English Script: Naman Shah
Video Editors: Abhishek Sharma, Pawan Kumar
In a public rally in July 2022, Prime Minister Narendra Modi termed the political practice of promising free government services (freebies) to the public as 'Revdi culture' and called it dangerous for the country. But is it correct to call public welfare work 'Revdi'?
Every party issues a manifesto before the elections in which they promise free electricity, free water, free scooters, free laptops, free mixers, etc. The Aam Aadmi Party government had promised free water in Delhi, Congress had talked about a loan-waiver for farmers in Chhattisgarh, and the Bharatiya Janata Party had announced free scooty for girls in Uttar Pradesh.
So are these freebies bad? No. But these freebies will only be possible when governments have the money to fund their promises.

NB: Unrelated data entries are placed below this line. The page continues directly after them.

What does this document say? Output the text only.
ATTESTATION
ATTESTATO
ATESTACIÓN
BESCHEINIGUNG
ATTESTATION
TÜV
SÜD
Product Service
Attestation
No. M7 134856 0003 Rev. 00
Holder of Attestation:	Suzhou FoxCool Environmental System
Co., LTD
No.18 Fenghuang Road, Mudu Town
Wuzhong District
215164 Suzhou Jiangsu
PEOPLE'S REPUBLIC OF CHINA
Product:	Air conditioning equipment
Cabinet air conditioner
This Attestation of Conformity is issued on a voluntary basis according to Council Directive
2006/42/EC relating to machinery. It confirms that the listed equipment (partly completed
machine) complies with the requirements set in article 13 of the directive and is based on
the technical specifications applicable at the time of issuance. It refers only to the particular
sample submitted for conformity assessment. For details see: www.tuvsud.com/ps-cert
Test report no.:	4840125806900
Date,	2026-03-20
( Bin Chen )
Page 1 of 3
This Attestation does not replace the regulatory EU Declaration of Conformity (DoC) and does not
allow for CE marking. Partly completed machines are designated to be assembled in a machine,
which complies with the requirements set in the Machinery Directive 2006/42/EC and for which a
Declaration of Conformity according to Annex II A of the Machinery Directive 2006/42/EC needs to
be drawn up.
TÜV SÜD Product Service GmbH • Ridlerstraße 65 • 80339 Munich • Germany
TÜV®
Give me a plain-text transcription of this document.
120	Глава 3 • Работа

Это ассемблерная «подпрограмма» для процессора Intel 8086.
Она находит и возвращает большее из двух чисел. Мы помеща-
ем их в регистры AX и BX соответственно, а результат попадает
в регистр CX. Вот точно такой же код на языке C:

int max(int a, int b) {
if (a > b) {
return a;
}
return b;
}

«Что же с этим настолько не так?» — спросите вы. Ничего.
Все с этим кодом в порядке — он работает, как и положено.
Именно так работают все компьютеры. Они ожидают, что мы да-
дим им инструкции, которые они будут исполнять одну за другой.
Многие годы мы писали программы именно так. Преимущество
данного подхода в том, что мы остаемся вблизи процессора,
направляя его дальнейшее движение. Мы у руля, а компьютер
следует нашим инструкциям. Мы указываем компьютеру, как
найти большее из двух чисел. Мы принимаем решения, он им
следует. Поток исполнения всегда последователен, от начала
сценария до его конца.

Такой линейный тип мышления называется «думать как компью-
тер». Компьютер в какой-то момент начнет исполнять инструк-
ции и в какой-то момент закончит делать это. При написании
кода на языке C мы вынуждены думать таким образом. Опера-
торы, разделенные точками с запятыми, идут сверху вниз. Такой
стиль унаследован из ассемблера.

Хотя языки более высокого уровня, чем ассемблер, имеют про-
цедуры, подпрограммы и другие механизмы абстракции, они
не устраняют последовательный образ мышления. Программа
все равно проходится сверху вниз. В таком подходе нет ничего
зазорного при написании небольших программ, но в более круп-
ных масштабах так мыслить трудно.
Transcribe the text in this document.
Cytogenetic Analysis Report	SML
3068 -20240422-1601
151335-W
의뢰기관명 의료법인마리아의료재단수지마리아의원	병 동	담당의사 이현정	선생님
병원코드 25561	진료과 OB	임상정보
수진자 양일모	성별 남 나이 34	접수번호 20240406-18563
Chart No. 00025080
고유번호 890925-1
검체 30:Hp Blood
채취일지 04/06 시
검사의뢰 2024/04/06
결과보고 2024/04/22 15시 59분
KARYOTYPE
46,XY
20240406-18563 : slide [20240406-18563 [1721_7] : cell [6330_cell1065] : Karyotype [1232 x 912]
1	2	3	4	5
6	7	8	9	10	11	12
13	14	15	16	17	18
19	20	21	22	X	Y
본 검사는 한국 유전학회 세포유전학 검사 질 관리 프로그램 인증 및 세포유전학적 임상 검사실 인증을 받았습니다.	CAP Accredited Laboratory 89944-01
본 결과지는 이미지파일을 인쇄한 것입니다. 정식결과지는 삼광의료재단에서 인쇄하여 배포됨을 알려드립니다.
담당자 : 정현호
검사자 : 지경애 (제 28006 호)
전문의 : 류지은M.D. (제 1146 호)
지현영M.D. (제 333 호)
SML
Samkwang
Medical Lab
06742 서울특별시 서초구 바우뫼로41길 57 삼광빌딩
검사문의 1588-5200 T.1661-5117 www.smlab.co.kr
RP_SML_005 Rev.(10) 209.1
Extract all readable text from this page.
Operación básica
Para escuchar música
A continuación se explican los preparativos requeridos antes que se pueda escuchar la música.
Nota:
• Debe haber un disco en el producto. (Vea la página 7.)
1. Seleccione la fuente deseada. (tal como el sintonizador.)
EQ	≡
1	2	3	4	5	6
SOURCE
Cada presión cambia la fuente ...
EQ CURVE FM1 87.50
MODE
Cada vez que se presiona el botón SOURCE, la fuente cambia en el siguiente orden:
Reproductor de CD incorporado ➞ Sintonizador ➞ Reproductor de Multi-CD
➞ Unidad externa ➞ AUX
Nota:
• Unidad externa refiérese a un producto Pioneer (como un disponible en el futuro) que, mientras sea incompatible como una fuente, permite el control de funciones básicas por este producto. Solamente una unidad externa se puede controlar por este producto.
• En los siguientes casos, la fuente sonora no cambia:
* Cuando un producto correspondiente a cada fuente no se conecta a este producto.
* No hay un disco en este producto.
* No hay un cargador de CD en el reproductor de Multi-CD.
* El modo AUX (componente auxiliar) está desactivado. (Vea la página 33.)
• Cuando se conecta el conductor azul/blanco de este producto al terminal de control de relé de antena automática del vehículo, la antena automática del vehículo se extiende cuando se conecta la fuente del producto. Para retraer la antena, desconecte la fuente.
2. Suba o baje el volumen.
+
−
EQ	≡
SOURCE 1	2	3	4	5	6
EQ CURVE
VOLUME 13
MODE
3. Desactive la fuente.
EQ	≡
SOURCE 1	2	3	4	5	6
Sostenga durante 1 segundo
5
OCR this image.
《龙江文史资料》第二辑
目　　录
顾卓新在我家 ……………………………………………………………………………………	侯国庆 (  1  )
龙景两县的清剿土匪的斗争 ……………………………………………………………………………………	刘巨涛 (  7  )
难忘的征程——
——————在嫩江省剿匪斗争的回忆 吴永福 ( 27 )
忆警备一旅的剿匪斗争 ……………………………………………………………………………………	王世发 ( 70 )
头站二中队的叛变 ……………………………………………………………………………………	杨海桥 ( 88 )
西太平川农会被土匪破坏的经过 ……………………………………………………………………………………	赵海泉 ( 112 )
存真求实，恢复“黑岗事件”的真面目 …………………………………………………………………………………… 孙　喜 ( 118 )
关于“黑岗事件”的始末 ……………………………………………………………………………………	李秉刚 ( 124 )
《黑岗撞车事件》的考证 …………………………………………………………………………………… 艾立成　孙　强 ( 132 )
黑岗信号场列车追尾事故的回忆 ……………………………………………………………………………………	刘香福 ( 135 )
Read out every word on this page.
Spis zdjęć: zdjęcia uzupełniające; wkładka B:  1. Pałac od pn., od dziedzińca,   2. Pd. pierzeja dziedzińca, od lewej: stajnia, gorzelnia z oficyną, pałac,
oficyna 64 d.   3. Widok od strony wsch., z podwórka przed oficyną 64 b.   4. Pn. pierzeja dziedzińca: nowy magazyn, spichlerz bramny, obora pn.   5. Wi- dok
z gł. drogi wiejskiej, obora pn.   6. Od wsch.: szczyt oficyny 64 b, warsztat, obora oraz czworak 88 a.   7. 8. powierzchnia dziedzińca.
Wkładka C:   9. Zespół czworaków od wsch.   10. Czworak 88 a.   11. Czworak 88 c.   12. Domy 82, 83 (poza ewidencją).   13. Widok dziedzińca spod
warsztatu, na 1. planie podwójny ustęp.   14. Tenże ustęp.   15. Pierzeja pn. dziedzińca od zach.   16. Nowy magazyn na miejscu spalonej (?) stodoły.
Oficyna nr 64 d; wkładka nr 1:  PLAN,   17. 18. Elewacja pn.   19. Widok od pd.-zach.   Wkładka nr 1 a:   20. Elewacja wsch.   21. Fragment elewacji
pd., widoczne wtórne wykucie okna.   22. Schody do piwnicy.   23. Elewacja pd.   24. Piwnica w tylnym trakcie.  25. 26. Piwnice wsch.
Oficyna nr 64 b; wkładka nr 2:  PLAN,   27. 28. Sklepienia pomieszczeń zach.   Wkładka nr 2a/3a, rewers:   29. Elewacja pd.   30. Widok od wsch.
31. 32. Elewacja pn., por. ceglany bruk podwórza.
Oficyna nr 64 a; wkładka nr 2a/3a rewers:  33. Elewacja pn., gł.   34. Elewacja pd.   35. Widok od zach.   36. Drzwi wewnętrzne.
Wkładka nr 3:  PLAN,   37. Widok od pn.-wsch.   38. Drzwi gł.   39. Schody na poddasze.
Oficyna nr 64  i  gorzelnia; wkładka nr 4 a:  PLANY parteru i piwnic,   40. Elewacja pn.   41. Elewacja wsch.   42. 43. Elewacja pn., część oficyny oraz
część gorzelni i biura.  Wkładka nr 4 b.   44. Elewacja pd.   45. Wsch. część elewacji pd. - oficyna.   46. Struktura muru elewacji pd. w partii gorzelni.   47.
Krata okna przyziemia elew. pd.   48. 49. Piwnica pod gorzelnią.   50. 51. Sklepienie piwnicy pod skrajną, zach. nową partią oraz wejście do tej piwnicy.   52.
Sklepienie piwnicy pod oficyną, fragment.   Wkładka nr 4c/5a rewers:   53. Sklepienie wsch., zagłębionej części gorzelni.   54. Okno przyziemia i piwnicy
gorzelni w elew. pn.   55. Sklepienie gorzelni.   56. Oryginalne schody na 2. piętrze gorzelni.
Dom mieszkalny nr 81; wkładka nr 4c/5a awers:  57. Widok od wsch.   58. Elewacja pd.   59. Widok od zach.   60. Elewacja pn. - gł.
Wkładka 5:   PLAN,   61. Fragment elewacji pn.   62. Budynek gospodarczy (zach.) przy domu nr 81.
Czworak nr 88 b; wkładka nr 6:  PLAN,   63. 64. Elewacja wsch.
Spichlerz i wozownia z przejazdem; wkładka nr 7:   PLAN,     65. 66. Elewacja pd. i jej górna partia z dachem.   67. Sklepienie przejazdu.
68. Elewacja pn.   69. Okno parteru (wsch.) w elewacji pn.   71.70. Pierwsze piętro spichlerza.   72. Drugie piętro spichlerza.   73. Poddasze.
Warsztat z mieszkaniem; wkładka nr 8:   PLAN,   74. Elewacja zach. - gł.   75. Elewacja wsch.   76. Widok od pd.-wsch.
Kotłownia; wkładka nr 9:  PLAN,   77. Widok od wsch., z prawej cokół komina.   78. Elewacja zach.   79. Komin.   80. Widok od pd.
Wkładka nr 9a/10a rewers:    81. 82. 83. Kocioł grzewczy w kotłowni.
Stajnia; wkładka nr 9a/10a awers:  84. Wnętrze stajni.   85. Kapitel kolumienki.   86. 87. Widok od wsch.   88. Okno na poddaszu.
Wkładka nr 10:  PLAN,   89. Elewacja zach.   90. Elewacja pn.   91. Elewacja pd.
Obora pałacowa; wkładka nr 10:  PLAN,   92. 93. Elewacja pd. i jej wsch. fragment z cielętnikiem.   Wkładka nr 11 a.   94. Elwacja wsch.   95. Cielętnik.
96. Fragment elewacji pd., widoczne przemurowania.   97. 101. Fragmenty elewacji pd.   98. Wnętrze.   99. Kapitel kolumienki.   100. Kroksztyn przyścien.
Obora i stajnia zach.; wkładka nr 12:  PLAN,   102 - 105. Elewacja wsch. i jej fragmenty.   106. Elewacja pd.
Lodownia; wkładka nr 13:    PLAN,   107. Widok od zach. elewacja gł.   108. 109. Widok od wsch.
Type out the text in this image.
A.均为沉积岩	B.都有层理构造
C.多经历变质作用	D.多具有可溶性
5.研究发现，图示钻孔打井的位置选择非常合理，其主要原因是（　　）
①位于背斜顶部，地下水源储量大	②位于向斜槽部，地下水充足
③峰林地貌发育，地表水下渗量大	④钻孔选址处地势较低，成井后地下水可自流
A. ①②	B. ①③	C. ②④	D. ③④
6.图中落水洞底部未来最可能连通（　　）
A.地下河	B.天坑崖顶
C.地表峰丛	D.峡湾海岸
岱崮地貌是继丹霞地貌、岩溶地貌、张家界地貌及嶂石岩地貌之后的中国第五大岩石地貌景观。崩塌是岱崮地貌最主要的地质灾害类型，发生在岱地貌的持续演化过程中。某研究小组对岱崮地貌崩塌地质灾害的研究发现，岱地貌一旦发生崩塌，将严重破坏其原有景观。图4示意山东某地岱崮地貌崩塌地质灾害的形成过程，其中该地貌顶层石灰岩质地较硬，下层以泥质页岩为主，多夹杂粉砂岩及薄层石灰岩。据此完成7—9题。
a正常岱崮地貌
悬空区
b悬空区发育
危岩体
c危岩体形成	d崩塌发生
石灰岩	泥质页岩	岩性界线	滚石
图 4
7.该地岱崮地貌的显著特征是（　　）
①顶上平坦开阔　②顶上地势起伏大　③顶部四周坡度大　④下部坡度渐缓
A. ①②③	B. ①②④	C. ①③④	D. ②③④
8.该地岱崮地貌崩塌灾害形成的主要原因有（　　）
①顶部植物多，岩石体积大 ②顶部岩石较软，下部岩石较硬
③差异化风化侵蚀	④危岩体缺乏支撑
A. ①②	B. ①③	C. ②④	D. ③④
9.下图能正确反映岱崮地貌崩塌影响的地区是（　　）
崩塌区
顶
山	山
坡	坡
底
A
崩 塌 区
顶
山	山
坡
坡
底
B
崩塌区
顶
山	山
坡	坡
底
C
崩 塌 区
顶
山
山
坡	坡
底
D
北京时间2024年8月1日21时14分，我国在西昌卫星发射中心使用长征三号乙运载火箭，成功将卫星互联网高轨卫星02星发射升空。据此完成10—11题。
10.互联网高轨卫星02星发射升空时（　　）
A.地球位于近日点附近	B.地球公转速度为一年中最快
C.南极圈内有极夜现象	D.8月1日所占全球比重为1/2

BJP leader and lawyer Ashwini Upadhyay had filed a Public Interest Litigation (PIL) in the Supreme Court, demanding a ban on the announcements and promises of freebies by political parties. The apex court directed the Center to form an expert panel to make recommendations.
Argument for Freebies
According to the poverty figures released by the Planning Commission in 2011-12, the number of poor people in the country was estimated at 26.98 crore or 21.9 percent of the total population. No official estimate of poverty in India has been released since then. With such high poverty in the country, welfare schemes are essential to eradicate it.
But the financial feasibility of these promises should also be taken into consideration. The government has to be mindful of its treasuries, income, deficits, debt, etc.
Countries like Finland, Sweden, and Denmark also have 'freebies' in the form of free education and free healthcare. Even BJP's election manifestos have promised free goodies in the past. So is the debate over freebies in India merely a distraction from the real issues like unemployment and poverty?
So the fundamental question here is – why do people need these freebies? Freebies are required because even today the governments have not been able to provide basic facilities like food, education, and healthcare to everyone in this country. If the governments could provide essential services at economical costs to the common man, then no one will need freebies. If basic requirements are not fulfilled and questions are raised on freebies, then we will be forced to ask, Janab, Aise Kaise?